Schreihals Donald Trump reißt Bruhaha-Witze, dass er keine Windräder bei seinem Golfclub will. Für Populisten wie ihn ist die Klimakrise genau wie Corona eine Erfindung sinistrer Weltverschwörer. Während seiner ersten Amtszeit wurden 125 Umweltmaßnahmen flugs abgeschafft, bei Wiederwahl will Trump den Klimaschutzkurs Green Deal von Joe Biden abdrehen. Das löst natürlich kein Problem, aber darum geht es Populisten ohnehin selten.
Der FPÖ schon gar nicht, die seit Jahren gegen Klimaschutz wettert.
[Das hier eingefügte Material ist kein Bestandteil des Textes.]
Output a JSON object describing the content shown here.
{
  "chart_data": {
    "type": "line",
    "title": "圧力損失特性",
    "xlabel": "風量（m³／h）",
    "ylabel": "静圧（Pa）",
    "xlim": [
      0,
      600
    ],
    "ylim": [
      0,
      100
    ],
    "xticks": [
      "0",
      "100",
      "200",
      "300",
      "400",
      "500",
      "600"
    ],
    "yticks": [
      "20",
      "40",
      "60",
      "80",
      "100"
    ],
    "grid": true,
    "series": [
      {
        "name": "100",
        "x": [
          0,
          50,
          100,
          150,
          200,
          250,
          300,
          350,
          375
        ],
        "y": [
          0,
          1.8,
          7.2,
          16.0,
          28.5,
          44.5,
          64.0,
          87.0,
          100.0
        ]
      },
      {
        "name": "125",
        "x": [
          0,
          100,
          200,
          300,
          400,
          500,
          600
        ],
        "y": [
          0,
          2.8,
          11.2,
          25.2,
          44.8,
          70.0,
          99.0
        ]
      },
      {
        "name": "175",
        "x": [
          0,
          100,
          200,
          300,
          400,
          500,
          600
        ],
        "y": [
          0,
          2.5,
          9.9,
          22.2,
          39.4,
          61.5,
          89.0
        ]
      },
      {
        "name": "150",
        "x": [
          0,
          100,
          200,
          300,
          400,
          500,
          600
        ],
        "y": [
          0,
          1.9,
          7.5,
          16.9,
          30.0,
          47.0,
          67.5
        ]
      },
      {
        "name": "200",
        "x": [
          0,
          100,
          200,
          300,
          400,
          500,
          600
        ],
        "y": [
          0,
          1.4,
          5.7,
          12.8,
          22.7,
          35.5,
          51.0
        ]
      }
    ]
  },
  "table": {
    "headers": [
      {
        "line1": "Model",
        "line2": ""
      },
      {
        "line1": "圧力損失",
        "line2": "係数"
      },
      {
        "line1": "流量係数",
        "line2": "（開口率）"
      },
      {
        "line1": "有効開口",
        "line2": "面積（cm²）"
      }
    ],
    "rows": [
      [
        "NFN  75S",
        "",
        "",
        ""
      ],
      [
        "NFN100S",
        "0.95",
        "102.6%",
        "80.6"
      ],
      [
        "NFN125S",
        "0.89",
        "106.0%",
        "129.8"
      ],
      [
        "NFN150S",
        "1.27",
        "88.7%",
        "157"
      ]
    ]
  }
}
Und dazu beiträgt, dass der Klimawandel zur plumpen Ideologiefrage verkommen ist, bei der auch die Koalitionspartner ÖVP und Grüne gegeneinander sticheln. Leider.
Dabei hätte Österreich ernsthaft Diskussionsbedarf. Etwa: An immer mehr Tagen gelingt es, 100 Prozent des Strombedarfs mit Erneuerbaren, Wind, Wasser, Sonne, zu decken. Die Bereitschaft zum Umstieg ist groß, Bevölkerung und Unternehmen sind teils weiter als die Politik. Dennoch steckt die Photovoltaik-Branche in der Krise. Wie sinnvoll gegensteuern?
Noch kniffliger: Wie die sozialen Fragen beantworten? Im gekühlten Büro sind Hitzewellen ungleich leichter zu überstehen als auf heißen Baustellen. Im Einfamilienhaus im Grünen belasten hohe Temperaturen weniger als in engen Betonwüsten-Wohnanlagen ohne Balkon. Hitze belastet Gesundheit und fördert Aggressionen, das erfordert kluge Konzepte.
Oder: Manches funktioniert gut, etwa der öffentliche Verkehr und das Bahnnetz – wie jeder Blick nach Deutschland zeigt. Bei mutig-visionären Konzepten für Städte herrscht aber Aufholbedarf. Wo bleiben autofreie Sonntage wie in Brüssel oder Fahrrad-Highway-Netze wie in Paris? Und: Quer durch Österreich wird hartnäckig täglich in Fußballfeldgröße zubetoniert, klimaschädliche Subventionen sind keineswegs abgeschafft, die To-do-Liste ist lang.
Keine Frage: Bund, Länder, Gemeinden strengen sich teilweise an, insgesamt aber passiert beim Klimaschutz zu wenig. Nein, die ewige Ausrede, dass Großmächte wie China noch zögerlicher agieren, hilft niemandem weiter – außerdem stehen dort mittlerweile riesige Wind- und Solarparks.
Die Zeit drängt. Sich um die Klimakrise hinwegzuschwindeln und in Ideologiedebatten zu verzetteln, mag bequem für Politik und Wahlvolk erscheinen. Rächt sich aber bitter. Der nächste Hitzerekord kommt bestimmt.